Navajo Mountain residents enduring water emegency
Oaksprings Chapter declares state of emergency
WINDOW ROCK, Ariz. - Residents are safe and the water line is repaired but "priming" is being done with the water line at Navajo Mountain.
Chapter official Alex Bitsinnie said his chapter distributed bottled water to residents last Wednesday. He reported that water hauling to the tank, which is located above the school, continued. He added that much of the water line repair is done but crews are "bleeding" the water line at this time.
San Juan County in Utah declared a state of emergency for Navajo Mountain on Dec. 22. Water hauling activities began on Christmas Day. Through a combined effort, the Arizona Department of Transportation, the Bureau of Indian Affairs, Navajo Department of Transportation and the San Juan County Road Department opened the snow packed N-16 road to accommodate water delivery. The Navajo Nation Commission on Emergency Management declared a state of emergency on Dec. 29 to support continued relief activities.
On Dec. 23, people considered as high risk were relocated from the area.
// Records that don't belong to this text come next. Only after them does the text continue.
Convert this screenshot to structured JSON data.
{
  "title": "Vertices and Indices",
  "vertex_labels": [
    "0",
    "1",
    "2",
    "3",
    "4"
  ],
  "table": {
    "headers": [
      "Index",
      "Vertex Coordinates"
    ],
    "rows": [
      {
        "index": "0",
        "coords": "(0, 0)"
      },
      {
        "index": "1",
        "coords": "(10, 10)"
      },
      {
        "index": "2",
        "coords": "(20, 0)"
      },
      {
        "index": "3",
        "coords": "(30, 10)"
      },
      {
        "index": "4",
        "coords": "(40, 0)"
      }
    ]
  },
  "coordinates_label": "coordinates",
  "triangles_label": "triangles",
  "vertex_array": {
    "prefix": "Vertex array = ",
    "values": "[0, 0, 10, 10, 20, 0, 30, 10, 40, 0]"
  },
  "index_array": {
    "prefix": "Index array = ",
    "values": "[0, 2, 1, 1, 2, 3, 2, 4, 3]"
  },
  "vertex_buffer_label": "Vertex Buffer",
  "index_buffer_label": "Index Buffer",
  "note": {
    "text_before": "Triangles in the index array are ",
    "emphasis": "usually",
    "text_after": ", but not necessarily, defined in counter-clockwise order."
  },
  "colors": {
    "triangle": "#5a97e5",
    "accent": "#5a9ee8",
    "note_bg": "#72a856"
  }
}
Residents of Navajo Mountain were advised to conserve water. The Navajo Division of Health Community Health Representatives checked on clients and reported that residents were not having any serious problems since they were aware of the water issues and prepared ahead of time.
The Oaksprings Chapter declared a State of Emergency on Tuesday, Dec. 30. The chapter is now working with Navajo Nation Department of Emergency Management to coordinate issues related to weather conditions. The Navajo Department of Transportation is assisting by clearing and maintaining roads. The main roads in Pine Springs, a community of Oaksprings, were assessed and one family was assisted with temporary relocation. Five other families are snowed in and efforts were being made to clear the main road.
Navajo Department of Transportation will grade residential roads only in emergency situations. Plowing of private roads requires archaeological assessments.
The Navajo Nation Division of Health advises the public not to melt snow for drinking water use and to bring their concerns to the local chapter first. Chapter officials will then call the Department of Emergency Management if additional resources are needed.